# Nikolai Tcherepnin



## Acadarchist (May 22, 2020)

Today marks the 75th anniversary of the composer`s death. I`ve only recently started listening to his works, and wondered what his general reputation was among you all, and if there are any recommendations for further listening please? 

Thank you.


----------



## mbhaub (Dec 2, 2016)

Here's a relatively unknown composer! Some of his music I really enjoy. The ballet* Le Pavillon d'Armide* is wonderful. Beautifully scored, melodically distinctive.* Le Destin* is also very good and don't forget * Narcisse et Echo*. *The Dream Princess*...so much good music. Anyone who likes the Russian Nationalists will find much to enjoy in his writing and maybe someday we'll get a modern series of recordings of the bulk of it. Now, his son Alexander's music is a whole different matter and I find little there to enjoy.


----------



## Acadarchist (May 22, 2020)

Great. Thanks for your help. I`ll give those a listen.


----------



## SONNET CLV (May 31, 2014)

I've been a fan of the _Alexander_ Tcherepnin Symphony No. 2, Opus 77 ever since hearing it (many years ago) on the Louisville Orchestra First Edition Records LP, when I received it through the subscription program, one of my great memories from the early days of record collecting.

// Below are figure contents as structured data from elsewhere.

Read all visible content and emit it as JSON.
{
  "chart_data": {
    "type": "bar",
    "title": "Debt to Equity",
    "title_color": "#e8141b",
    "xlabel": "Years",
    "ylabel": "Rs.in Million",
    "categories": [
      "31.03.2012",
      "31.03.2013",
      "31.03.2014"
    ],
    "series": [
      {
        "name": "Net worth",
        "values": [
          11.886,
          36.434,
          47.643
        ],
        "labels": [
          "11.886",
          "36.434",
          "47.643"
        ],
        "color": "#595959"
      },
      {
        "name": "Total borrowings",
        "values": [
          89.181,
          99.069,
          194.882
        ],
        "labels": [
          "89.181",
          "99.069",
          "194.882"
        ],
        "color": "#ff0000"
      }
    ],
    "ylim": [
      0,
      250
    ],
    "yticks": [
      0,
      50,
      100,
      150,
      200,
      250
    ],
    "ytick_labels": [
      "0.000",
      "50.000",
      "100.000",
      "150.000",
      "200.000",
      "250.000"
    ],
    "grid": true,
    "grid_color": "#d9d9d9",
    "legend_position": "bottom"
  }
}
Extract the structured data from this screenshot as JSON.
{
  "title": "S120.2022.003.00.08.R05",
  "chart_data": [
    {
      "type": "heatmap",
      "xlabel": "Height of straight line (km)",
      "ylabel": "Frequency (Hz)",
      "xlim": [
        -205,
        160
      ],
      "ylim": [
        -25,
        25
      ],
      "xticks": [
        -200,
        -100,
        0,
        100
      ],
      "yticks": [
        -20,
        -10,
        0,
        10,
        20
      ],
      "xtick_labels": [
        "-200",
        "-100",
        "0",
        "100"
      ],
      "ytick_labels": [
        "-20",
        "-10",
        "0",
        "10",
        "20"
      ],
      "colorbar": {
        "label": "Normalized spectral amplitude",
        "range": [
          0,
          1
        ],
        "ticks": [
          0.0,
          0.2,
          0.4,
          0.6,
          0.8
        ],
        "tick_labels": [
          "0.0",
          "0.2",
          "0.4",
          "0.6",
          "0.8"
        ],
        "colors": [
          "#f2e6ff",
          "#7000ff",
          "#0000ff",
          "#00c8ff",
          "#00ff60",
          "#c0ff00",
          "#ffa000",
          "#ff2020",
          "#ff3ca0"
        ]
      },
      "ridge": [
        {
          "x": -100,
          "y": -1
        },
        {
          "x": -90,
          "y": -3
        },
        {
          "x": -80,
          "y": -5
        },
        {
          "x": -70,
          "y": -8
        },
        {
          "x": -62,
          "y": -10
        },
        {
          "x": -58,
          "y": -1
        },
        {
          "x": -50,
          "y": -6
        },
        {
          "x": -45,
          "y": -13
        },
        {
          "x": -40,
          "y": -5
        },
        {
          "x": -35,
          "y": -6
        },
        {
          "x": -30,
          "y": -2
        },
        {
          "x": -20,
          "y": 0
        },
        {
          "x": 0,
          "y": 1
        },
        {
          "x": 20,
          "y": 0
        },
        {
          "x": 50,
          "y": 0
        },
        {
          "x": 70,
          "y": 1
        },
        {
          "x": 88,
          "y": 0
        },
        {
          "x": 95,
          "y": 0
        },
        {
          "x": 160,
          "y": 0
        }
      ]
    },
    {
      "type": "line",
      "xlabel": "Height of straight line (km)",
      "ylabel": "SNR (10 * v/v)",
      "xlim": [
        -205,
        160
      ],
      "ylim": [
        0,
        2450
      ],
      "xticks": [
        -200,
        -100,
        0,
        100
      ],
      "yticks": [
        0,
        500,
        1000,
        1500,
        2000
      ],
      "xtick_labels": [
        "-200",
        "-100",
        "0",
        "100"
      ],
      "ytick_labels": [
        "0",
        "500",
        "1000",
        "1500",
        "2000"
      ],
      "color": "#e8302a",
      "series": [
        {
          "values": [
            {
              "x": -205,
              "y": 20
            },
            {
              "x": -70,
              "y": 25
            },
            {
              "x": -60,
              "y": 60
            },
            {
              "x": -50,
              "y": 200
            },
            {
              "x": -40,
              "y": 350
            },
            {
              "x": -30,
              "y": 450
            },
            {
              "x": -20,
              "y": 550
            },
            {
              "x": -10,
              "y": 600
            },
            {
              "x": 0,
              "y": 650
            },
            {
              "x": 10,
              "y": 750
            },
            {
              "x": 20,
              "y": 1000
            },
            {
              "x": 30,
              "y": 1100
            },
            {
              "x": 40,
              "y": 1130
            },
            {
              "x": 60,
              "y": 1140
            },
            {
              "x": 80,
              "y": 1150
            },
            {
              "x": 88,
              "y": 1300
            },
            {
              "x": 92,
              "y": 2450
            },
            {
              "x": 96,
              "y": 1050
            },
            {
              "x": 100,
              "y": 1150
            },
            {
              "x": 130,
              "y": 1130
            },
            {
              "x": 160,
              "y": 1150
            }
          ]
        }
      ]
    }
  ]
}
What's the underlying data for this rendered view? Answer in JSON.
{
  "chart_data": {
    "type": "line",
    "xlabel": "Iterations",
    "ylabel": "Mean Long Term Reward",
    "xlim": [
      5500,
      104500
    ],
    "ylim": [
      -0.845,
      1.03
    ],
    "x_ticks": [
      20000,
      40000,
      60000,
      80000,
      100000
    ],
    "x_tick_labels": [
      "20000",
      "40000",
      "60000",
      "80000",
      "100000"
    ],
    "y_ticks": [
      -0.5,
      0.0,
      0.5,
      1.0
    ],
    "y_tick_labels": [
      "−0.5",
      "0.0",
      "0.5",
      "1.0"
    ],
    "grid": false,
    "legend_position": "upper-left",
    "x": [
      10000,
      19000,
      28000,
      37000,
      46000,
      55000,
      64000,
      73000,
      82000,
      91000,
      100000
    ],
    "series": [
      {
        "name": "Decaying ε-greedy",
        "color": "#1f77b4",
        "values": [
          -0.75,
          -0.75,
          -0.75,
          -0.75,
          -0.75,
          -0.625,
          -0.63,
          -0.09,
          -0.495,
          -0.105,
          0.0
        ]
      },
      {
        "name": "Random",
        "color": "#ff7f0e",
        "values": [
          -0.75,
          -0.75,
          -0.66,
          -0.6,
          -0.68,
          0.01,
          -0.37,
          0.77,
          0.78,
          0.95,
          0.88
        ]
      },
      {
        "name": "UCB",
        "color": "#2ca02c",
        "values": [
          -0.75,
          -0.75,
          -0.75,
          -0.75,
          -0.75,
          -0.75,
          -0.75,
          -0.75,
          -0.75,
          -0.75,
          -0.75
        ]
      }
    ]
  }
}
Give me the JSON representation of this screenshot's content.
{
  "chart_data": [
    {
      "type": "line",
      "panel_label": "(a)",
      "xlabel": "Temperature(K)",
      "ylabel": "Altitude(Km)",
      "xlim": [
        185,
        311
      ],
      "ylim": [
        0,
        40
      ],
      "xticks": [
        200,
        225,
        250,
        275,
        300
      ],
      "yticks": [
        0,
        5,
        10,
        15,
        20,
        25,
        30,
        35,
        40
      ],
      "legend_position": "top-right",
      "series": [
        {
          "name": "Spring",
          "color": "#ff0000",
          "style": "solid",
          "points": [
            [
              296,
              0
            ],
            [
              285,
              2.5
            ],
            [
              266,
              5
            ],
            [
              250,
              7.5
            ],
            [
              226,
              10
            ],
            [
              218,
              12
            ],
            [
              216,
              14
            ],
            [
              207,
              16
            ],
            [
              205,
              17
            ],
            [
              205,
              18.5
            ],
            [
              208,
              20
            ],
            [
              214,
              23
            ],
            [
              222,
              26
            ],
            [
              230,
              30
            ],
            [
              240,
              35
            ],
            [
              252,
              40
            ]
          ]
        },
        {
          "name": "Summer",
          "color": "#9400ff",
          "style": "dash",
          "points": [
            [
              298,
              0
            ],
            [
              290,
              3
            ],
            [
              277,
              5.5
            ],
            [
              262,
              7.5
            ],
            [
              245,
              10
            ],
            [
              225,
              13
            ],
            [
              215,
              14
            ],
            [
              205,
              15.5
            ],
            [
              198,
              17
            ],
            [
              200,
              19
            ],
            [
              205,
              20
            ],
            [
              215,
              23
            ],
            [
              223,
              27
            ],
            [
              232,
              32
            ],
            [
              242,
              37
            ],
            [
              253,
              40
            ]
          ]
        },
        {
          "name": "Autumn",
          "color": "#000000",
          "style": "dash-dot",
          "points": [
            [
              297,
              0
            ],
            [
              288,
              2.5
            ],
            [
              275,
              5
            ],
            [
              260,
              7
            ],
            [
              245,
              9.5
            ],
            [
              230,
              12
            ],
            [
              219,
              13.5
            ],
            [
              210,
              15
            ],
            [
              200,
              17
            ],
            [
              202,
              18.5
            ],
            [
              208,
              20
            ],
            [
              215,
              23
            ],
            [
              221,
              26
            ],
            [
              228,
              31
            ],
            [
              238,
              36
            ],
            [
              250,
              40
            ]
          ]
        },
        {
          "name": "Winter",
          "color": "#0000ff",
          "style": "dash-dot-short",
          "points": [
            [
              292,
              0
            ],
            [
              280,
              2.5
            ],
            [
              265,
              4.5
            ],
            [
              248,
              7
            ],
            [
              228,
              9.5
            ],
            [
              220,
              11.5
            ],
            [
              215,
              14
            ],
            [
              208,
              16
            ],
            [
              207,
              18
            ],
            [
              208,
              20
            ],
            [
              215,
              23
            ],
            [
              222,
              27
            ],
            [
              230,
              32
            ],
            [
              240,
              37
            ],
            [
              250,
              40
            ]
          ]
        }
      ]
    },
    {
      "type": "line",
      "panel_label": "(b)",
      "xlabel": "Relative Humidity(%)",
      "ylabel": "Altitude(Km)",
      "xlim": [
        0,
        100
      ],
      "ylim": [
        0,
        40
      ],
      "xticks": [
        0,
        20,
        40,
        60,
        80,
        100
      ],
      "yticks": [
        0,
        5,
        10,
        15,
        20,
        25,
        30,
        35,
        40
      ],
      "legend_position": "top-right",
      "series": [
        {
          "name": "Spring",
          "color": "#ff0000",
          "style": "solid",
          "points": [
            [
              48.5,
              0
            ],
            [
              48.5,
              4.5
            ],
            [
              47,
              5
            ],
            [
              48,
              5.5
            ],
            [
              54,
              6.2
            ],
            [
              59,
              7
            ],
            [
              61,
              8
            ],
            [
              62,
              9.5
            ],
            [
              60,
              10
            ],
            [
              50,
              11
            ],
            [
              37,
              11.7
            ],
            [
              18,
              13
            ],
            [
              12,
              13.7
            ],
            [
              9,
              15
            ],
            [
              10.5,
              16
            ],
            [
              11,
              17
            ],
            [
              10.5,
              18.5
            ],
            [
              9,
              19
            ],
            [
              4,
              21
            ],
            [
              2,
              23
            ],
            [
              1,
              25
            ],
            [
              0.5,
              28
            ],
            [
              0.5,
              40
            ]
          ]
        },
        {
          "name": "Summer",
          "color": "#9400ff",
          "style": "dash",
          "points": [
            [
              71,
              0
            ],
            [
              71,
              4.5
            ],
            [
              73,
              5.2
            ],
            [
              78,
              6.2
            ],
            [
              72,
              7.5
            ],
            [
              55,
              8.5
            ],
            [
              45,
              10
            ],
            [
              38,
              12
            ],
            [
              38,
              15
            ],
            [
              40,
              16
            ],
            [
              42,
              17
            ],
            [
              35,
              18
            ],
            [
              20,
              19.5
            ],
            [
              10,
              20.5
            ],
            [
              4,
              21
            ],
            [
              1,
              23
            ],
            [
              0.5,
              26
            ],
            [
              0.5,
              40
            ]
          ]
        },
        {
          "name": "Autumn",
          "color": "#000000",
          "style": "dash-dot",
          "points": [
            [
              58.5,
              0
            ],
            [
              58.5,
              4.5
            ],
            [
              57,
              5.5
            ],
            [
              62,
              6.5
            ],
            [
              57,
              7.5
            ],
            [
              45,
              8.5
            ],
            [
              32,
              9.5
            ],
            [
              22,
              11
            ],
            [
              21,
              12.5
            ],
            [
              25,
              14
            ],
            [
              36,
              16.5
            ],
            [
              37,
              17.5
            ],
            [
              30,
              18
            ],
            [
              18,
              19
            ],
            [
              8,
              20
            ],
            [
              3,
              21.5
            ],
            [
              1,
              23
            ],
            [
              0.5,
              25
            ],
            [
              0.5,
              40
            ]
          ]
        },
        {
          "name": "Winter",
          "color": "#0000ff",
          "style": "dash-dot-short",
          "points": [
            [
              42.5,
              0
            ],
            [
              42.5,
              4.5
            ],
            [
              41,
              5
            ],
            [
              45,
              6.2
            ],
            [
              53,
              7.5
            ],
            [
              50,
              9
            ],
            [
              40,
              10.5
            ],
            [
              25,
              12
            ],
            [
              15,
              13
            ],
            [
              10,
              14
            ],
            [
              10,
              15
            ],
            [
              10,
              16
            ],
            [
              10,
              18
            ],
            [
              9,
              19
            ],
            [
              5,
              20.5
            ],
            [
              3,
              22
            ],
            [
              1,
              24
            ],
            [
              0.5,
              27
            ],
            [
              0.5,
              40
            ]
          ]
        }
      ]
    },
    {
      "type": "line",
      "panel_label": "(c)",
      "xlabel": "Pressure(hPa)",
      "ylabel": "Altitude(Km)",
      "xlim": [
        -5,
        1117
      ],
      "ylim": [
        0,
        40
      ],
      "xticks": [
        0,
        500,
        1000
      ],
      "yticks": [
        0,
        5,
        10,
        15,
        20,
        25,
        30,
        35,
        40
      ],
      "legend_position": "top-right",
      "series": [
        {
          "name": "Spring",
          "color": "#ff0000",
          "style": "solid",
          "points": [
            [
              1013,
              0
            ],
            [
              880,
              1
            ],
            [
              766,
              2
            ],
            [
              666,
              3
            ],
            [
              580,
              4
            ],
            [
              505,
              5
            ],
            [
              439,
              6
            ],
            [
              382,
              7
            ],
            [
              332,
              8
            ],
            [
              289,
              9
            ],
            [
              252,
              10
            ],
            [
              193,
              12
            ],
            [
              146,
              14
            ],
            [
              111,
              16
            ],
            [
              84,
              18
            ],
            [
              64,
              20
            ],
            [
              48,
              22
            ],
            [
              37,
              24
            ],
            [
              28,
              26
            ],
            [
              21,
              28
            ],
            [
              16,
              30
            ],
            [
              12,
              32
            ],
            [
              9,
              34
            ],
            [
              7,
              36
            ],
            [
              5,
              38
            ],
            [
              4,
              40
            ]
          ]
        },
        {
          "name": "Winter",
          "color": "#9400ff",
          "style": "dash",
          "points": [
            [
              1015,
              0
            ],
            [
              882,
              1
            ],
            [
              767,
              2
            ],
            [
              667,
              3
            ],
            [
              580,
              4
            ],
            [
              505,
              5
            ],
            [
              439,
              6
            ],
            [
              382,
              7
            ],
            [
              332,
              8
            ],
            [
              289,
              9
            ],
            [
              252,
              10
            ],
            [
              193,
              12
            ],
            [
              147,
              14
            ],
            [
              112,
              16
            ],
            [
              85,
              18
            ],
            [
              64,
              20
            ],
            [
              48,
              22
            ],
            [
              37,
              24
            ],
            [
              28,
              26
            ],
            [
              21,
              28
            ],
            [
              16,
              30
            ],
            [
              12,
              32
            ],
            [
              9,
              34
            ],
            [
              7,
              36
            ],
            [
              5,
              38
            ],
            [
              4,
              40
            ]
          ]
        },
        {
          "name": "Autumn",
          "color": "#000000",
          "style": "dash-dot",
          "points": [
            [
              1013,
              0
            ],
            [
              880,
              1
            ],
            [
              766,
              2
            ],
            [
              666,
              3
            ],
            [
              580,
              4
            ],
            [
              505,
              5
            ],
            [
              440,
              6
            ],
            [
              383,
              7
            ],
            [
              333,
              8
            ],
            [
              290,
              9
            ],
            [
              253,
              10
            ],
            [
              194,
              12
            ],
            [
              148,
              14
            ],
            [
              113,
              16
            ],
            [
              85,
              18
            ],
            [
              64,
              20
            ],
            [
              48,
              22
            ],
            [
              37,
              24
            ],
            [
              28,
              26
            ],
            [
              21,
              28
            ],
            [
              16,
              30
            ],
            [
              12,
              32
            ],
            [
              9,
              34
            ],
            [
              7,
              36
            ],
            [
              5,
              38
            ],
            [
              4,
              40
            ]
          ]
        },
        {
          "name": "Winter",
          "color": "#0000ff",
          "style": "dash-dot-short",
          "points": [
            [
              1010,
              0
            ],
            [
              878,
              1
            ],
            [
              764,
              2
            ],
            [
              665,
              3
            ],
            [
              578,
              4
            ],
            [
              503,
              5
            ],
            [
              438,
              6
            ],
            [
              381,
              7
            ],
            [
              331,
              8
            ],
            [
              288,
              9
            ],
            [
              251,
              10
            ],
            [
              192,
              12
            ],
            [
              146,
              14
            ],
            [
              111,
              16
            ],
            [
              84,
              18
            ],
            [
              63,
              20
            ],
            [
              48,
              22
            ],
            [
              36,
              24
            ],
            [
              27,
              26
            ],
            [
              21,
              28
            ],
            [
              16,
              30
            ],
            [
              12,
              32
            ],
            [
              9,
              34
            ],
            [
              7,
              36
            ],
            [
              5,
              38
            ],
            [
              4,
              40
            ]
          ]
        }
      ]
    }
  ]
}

The Fourth Symphony is also a good one, available on a Marco Polo CD disc. Both these works are in my collection, along with a few other Tcherepnin works. Well worth checking into, especially for fans of Russian-styled modern Romantic-edged music.















The BIS label has released recordings of other Tcherepnin symphonies. Look into these as well.

By the way, Alexander is the son of Nikolai.


----------



## Acadarchist (May 22, 2020)

Great. Thanks for your recommendations.


----------



## Roger Knox (Jul 19, 2017)

Acadarchist said:


> Great. Thanks for your recommendations.


Here's another one by Nikolai Tcherepnin: The Enchanted Kingdom, op 39 - symphonic poem. The ending is extraordinary. Also _Cadence fantastique_, Op. 42 for violin and orchestra (1915).


----------



## joen_cph (Jan 17, 2010)

I also tend to prefer Alexander T, such as in the piano concertos. 
But some unheard music was presented here.


----------



## christomacin (Oct 21, 2017)

I like both Tcherepnins, father and son, but I think Daddy Tcherepnin is the one most likely to appeal to the most listeners. Narcissus and Echo is his magnum opus, for me.


----------